Arkansas ended the previous fiscal year June 30 with a $402.7 million surplus, the largest in the state’s history. Revenue officials have projected a $234.5 million surplus for the end of this fiscal year. That, plus surplus money left over from state budgets, would give Arkansas a projected surplus of roughly $721 million.
“There’s different type of reforms to look at such as elimination of grocery tax to reduce the burden on citizens,” Bond said.
Above all, Bond doesn’t want to see taxes go up. “My number one goal for the rest of my career as a legislator is to not raise taxes,” Bond said.
Bond agrees with putting some of the money aside into a rainy day fund for the state as well as funding building improvements for the state’s ailing and aging schools.
Since learning of the state’s surplus earlier this year. Gov. Mike Huckabee has been pushing for a tax refund for residents. “We’ve got to move very, very cautiously,” said state Sen. Bobby Glover, D-Carlisle. “I think we need to leave it up to the next governor and legislature.”
Glover said that he was not in favor of a rebate.” Once we give it back or do anything with it, it’ll be gone. We need to act appropriately so we don’t have to raise taxes in the future.” The senator added he was not going to vote for any type of a tax increase in the foreseeable future.
Glover said that if the surplus continues to grow, he would like to see the state phase out the tax on groceries. “That’s better than a rebate,” he said. “Any rebate amount we give back would be small per individual, but would cost the state a large sum.”
Glover said some of the surplus needs to be put into a rainy day fund, and he expects some will have to be used to fill the funding requirements for education and prison reforms and needs. “We also have to fill in what the federal government has pulled out of its Medicare funding.”
District 15 Rep. Lenville Evans, D-Lonoke, says he’s undecided and will probably stay that way until after state budget meetings in September and October. “We really won’t know how much of a surplus we truly have until we get the education and Medicare issues settled,” Evans said.
He added that every state department would now be asking for more money.
And to prove his point, Arkansas colleges and schools recently asked for an additional $239 million for their budget and another $318 million in capitol improvement projects. “Wanting is one thing, getting is another,” Evans said.
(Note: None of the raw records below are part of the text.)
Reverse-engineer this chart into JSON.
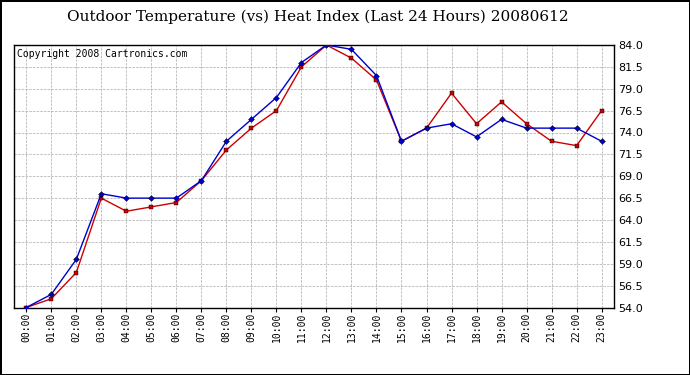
{
  "title": "Outdoor Temperature (vs) Heat Index (Last 24 Hours) 20080612",
  "copyright_text": "Copyright 2008 Cartronics.com",
  "x_labels": [
    "00:00",
    "01:00",
    "02:00",
    "03:00",
    "04:00",
    "05:00",
    "06:00",
    "07:00",
    "08:00",
    "09:00",
    "10:00",
    "11:00",
    "12:00",
    "13:00",
    "14:00",
    "15:00",
    "16:00",
    "17:00",
    "18:00",
    "19:00",
    "20:00",
    "21:00",
    "22:00",
    "23:00"
  ],
  "temp_data": [
    54.0,
    55.0,
    58.0,
    66.5,
    65.0,
    65.5,
    66.0,
    68.5,
    72.0,
    74.5,
    76.5,
    81.5,
    84.0,
    82.5,
    80.0,
    73.0,
    74.5,
    78.5,
    75.0,
    77.5,
    75.0,
    73.0,
    72.5,
    76.5
  ],
  "heat_data": [
    54.0,
    55.5,
    59.5,
    67.0,
    66.5,
    66.5,
    66.5,
    68.5,
    73.0,
    75.5,
    78.0,
    82.0,
    84.0,
    83.5,
    80.5,
    73.0,
    74.5,
    75.0,
    73.5,
    75.5,
    74.5,
    74.5,
    74.5,
    73.0
  ],
  "temp_color": "#cc0000",
  "heat_color": "#0000cc",
  "background_color": "#ffffff",
  "plot_bg_color": "#ffffff",
  "grid_color": "#aaaaaa",
  "ylim_min": 54.0,
  "ylim_max": 84.0,
  "ytick_step": 2.5,
  "title_fontsize": 11,
  "copyright_fontsize": 7,
  "tick_fontsize": 7
}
District 43 Rep. Jeff Wood, D-Sherwood, said he agrees with most of the other legislators about holding on to some of the surplus.
“Consensus is that we need a rainy day fund,” Wood said. He recalled a special session a few years ago where the legislature had to come up with about $120 million or cut state services. “It was not fun to be in that position,” Wood said, “and I don’t won’t us to go through that again in the future.”
Wood said there would need to be very specific regulations governing the rainy day fund. “After establish that fund, I’d like to see us put more into education, then I’d take a wait and see position on remaining funds,” Wood said.
District 14 Rep. Benny Petrus, D-Stuttgart, the incoming House Speaker, recently told Lonoke leaders that the legislature would take a slow, studious and sensible approach to the surplus.